Ideas don't remain discrete, they tend to be rather promiscuous. Just as identity politics takes some ideas from Marxist analysis but uses them in a way incompatible with Marxism, they take ideas from other thought traditions and use them in new ways. Particularly from libertarian and neoliberal approaches they take a kind of belief in society as atomic, this is where this business of "rights aren't a pie" comes from for instance.
I think Goosefoot nailed it here.
Trans ideology, and wokeism more generally, is an odd hotchpotch of individualist identity politics and personal actualisation on the one hand, and a nod to structural oppression on the other.
I think the trans ideology stands out among all identity politics as the far and away most influential, and it has very little to do with individual actualisation, in spite of the rhetoric used.
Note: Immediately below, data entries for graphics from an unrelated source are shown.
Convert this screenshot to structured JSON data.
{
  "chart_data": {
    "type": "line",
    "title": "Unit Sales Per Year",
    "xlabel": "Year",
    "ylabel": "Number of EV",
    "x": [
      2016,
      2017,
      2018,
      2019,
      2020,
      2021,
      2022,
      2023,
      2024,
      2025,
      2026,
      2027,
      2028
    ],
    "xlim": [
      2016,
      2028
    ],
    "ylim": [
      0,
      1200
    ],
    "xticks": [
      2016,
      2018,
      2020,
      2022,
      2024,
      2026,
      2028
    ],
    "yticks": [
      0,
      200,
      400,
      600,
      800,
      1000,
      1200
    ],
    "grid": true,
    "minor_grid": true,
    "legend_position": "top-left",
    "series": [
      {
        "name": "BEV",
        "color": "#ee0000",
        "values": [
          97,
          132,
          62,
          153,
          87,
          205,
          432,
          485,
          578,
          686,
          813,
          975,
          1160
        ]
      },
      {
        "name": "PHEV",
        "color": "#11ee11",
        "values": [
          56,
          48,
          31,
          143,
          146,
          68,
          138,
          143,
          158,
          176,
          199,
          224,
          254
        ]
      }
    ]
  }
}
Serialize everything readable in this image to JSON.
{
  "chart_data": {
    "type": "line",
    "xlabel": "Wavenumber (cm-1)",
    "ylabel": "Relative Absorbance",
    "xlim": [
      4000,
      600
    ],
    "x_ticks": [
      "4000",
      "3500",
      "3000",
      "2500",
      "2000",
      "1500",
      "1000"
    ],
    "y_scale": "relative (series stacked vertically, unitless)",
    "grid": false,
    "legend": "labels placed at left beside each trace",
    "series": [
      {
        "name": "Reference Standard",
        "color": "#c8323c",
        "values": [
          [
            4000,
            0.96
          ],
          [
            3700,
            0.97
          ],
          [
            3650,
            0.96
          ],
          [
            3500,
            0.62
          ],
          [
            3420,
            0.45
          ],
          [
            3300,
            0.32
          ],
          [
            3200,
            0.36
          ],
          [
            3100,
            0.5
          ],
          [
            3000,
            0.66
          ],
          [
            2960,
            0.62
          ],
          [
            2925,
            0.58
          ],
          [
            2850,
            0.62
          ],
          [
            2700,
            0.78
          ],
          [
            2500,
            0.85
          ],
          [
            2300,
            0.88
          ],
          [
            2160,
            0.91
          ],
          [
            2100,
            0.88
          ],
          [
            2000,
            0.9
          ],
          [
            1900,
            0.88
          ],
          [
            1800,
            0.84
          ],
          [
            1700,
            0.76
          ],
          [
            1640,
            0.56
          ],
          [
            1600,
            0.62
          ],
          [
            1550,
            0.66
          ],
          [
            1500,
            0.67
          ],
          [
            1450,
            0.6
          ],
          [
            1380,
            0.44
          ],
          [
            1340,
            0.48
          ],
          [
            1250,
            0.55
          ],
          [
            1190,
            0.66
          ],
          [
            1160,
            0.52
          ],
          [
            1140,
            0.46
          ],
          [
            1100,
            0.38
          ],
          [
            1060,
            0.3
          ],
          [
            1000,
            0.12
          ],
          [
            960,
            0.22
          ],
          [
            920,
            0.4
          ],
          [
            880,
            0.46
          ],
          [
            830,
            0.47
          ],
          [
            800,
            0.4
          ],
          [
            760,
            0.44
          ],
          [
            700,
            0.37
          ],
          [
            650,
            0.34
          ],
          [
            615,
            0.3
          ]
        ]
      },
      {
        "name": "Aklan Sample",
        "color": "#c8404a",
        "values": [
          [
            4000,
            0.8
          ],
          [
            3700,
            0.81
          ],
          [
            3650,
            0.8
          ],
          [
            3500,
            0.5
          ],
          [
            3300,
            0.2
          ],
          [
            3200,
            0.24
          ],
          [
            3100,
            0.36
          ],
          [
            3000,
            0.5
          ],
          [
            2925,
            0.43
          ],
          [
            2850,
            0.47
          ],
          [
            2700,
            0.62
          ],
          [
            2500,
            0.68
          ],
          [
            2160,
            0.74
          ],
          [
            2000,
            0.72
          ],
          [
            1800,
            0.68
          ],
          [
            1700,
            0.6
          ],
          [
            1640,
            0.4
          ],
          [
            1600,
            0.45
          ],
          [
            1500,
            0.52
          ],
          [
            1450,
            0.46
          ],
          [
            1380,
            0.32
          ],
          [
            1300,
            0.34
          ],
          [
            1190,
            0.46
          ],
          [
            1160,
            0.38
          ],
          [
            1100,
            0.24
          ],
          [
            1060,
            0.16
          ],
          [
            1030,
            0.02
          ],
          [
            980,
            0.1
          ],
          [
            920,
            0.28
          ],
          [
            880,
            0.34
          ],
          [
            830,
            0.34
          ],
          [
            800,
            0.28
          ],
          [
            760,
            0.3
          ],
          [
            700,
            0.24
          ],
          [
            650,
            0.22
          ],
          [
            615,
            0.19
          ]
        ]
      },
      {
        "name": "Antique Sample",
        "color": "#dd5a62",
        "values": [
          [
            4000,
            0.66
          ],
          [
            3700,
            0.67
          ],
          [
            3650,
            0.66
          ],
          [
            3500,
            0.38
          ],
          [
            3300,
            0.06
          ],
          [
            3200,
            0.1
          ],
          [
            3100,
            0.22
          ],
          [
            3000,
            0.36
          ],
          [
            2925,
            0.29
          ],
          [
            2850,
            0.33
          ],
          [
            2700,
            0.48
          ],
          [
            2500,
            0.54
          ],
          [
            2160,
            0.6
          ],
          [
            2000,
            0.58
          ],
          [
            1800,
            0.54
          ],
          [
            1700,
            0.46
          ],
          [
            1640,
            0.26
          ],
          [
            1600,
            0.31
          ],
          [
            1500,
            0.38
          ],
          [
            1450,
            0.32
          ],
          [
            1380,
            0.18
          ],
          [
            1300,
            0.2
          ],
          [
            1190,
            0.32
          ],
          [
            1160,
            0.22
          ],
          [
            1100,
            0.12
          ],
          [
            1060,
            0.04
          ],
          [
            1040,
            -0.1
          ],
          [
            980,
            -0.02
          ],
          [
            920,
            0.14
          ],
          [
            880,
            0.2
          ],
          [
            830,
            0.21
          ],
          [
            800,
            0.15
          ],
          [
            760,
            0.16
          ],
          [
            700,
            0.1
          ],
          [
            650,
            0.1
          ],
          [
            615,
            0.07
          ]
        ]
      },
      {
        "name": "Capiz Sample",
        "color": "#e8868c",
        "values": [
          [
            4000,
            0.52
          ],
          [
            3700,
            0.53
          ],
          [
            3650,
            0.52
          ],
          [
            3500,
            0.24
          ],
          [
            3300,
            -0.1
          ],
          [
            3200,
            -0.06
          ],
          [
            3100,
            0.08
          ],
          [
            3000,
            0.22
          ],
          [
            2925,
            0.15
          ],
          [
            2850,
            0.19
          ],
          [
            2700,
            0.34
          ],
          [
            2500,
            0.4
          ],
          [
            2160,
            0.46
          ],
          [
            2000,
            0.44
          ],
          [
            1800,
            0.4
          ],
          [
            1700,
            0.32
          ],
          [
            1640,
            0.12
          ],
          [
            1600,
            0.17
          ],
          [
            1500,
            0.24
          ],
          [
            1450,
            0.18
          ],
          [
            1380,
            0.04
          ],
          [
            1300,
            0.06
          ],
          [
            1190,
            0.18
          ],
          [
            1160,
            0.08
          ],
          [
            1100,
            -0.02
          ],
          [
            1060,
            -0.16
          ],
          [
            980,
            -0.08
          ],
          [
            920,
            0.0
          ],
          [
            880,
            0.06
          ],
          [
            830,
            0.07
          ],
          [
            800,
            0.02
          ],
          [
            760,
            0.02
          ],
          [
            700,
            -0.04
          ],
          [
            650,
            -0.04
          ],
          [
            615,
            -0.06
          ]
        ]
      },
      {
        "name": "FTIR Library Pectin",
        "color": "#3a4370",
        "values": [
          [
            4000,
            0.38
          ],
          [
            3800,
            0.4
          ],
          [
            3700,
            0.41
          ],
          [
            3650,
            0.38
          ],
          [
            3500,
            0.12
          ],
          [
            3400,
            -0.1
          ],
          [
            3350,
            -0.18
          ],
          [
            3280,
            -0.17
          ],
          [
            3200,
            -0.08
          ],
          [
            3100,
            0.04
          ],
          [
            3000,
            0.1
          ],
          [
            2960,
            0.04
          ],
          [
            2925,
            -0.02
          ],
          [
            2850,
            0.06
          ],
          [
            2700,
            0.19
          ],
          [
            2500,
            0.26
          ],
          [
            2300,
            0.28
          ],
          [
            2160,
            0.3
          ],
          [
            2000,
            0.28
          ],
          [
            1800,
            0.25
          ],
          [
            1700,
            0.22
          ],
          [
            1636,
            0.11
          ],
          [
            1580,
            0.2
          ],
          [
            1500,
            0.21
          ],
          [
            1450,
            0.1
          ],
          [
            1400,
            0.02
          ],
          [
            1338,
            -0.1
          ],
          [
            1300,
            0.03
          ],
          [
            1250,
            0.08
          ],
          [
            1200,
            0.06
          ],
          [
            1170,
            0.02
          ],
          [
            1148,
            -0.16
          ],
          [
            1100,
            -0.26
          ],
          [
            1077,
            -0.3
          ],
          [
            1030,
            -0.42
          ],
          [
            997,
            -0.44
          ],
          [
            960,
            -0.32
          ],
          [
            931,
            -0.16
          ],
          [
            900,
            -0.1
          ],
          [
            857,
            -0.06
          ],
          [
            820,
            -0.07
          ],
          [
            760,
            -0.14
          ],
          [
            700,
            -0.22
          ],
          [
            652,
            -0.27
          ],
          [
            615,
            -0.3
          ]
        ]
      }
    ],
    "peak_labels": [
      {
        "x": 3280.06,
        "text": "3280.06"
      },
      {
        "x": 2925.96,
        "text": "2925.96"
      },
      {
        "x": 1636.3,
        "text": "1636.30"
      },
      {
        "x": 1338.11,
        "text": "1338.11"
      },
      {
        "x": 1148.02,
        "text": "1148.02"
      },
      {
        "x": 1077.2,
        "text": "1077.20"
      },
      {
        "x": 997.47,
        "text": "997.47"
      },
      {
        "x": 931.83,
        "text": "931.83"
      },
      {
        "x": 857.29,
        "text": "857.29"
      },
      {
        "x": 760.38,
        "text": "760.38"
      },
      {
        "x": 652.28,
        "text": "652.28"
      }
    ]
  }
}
It is tremendously successful, because it is a men’s right movement, but without saying so in so many words.
It is therefore entirely structural, as it re-entrenches men’s supreme right to rule and the right to define reality on their terms.
So the labour party at the moment, seemed to have abandoned class-based, structural analyses in favour of individualised identity politics, but is actually engaged in class based warfare, where the classes are men and women, and they have come down firmly on the side of men.
I had been thinking their big mistake was jettisoning structural analysis in favour of identity politics, but it now seems to me that they are very much engaged in structural, sex-class struggle.
I don’t many of them realise this, though.